DIR_2026_470 · zur Änderung der Richtlinien 2006/43/EG, 2013/34/EU, (EU) 2022/2464 und (EU) 2024/1760 im Hinblick auf bestimmte Anforderungen an die Nachhaltigkeitsberichterstattung und die Sorgfaltspflichten von Unternehmen

Mit der Richtlinie (EU) 2024/1760 werden bestimmten Unternehmen weitreichende Sorgfaltspflichten auferlegt. Deshalb ist ihr Anwendungsbereich auf besonders große Unternehmen beschränkt.
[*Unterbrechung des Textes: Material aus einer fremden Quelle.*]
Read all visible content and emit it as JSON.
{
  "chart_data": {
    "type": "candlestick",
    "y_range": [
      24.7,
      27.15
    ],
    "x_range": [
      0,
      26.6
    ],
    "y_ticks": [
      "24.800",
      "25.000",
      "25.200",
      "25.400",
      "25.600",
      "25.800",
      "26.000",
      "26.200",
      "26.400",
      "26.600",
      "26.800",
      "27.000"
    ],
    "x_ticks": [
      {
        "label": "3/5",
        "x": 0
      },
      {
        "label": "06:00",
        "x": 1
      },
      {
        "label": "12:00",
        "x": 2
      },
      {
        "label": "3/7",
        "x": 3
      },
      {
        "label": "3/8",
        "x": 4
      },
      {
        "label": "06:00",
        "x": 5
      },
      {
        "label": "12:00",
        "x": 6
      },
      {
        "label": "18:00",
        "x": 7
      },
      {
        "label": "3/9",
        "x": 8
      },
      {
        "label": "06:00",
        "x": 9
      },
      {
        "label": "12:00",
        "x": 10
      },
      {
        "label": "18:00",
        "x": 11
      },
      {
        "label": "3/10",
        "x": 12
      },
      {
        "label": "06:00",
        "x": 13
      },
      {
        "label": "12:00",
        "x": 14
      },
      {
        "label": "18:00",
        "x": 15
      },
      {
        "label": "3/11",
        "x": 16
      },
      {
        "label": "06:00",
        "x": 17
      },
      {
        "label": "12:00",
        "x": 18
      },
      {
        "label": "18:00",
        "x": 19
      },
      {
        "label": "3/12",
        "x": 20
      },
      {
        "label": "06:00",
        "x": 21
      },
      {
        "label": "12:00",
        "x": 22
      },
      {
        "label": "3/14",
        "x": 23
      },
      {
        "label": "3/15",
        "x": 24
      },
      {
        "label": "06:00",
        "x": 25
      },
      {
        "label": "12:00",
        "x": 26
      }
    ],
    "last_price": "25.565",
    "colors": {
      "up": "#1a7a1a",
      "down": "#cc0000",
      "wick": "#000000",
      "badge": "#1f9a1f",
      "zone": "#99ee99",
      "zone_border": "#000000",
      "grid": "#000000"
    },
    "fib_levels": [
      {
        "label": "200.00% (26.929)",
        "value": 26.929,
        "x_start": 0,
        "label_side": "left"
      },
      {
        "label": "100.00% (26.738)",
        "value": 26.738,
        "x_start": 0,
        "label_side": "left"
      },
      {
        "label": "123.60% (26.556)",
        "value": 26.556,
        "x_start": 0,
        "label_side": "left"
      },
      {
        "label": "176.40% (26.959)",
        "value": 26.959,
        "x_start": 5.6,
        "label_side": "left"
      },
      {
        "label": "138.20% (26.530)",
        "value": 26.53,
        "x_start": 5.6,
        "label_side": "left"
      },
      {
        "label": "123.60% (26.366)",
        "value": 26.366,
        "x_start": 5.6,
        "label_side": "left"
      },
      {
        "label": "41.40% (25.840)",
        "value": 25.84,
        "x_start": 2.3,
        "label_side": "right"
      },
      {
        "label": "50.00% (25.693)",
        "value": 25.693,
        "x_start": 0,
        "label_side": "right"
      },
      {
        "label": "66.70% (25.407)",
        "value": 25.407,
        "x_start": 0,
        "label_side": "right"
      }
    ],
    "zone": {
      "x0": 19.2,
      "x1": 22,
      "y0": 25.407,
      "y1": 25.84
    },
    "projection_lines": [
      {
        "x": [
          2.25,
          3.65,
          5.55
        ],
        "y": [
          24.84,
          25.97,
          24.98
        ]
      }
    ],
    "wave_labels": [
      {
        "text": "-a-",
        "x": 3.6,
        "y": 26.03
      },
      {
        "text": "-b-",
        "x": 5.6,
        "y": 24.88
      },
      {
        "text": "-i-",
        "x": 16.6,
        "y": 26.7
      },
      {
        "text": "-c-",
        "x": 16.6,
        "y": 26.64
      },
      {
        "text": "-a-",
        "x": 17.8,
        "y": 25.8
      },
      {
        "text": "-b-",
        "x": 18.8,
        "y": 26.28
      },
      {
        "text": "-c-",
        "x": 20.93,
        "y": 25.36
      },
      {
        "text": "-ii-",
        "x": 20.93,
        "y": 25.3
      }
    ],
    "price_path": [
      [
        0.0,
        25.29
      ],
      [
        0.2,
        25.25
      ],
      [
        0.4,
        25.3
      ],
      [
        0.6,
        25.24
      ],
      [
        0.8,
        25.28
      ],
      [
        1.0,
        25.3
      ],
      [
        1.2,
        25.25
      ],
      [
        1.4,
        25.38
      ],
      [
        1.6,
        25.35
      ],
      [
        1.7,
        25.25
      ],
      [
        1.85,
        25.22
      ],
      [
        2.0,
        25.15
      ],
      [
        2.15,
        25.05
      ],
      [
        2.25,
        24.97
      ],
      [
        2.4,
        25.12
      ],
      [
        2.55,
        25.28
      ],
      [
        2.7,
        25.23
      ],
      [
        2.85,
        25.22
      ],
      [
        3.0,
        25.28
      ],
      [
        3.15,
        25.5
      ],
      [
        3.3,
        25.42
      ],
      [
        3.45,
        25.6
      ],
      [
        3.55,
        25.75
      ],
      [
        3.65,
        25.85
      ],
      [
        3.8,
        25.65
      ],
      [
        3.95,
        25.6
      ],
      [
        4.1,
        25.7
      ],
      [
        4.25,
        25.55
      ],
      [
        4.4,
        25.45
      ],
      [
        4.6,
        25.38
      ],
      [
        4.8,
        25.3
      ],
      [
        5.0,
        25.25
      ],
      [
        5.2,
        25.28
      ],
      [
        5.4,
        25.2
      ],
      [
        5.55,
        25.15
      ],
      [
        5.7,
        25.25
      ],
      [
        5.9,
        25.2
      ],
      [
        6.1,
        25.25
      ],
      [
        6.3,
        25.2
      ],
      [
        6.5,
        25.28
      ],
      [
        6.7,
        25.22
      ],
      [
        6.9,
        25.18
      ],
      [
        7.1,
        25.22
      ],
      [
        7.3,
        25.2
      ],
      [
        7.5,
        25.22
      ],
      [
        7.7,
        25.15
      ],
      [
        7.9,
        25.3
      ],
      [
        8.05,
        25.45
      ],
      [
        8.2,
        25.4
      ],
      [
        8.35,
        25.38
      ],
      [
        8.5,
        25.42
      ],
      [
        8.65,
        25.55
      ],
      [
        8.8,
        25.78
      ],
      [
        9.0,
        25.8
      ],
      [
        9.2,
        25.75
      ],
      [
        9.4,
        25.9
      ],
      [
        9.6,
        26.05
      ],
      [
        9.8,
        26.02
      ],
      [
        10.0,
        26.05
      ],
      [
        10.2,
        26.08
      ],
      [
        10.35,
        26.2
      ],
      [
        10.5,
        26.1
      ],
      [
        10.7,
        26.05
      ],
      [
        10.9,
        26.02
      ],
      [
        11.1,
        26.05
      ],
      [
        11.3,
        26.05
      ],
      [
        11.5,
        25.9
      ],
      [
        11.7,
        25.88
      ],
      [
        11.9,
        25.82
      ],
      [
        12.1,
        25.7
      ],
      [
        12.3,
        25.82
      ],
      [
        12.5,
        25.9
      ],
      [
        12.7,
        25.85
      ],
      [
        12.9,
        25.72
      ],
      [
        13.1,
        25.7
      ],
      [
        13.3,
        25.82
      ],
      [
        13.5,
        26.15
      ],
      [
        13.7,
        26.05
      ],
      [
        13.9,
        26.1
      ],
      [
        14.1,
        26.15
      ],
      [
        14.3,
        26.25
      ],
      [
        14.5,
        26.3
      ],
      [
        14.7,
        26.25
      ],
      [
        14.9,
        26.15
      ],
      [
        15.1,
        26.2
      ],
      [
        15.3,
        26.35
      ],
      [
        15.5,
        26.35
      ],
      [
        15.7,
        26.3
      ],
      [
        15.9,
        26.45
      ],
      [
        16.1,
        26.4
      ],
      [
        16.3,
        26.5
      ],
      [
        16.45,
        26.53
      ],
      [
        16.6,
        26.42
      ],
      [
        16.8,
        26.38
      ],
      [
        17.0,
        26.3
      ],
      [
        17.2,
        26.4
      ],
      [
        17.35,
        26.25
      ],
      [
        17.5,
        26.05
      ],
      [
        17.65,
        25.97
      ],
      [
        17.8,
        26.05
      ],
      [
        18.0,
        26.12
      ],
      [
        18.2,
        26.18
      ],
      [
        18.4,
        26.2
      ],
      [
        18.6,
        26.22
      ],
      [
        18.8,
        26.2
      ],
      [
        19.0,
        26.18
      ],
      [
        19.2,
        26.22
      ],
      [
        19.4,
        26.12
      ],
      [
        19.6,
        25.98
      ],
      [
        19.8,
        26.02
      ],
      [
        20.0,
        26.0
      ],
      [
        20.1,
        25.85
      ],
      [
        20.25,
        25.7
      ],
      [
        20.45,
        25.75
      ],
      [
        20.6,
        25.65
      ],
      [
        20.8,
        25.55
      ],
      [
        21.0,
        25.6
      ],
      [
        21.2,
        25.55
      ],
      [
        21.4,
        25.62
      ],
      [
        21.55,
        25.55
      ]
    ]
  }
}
Dennoch wird in dem Bericht mit dem Titel „Die Zukunft der europäischen Wettbewerbsfähigkeit“ der Rahmen für die Sorgfaltspflichten als eine der Hauptursachen für den Regelungsaufwand bezeichnet und in diesem Zusammenhang wird der Schluss gezogen, dass der Größe der von der Regulierung betroffenen Unternehmen besser Rechnung getragen werden muss. Darüber hinaus können die Ziele der Richtlinie (EU) 2024/1760 am besten in Bezug auf die größten Unternehmen erreicht werden, die den größten Einfluss auf ihre Wertschöpfungsketten ausüben, die größten Auswirkungen auf die Menschenrechte und die Umwelt haben und über die größten Ressourcen zur sorgfältigen Umsetzung der Sorgfaltspflichten verfügen. Aus all diesen Gründen und im Einklang mit dem zentralen Ziel der Vereinfachung sollte der Anwendungsbereich der Richtlinie (EU) 2024/1760 beschränkt werden. Der Schwellenwert für Umsatzerlöse von 450 000 000 EUR sollte auf 1 500 000 000 EUR und der Schwellenwert von 1 000 Beschäftigten sollte auf 5 000 Beschäftigte angehoben werden. Dementsprechend sollten die Schwellenwerte in Bezug auf Unternehmen, die Franchise- oder Lizenzvereinbarungen geschlossen haben, auf 75 000 000 EUR hinsichtlich Lizenzgebühren und auf 275 000 000 EUR hinsichtlich Umsatzerlöse angehoben werden.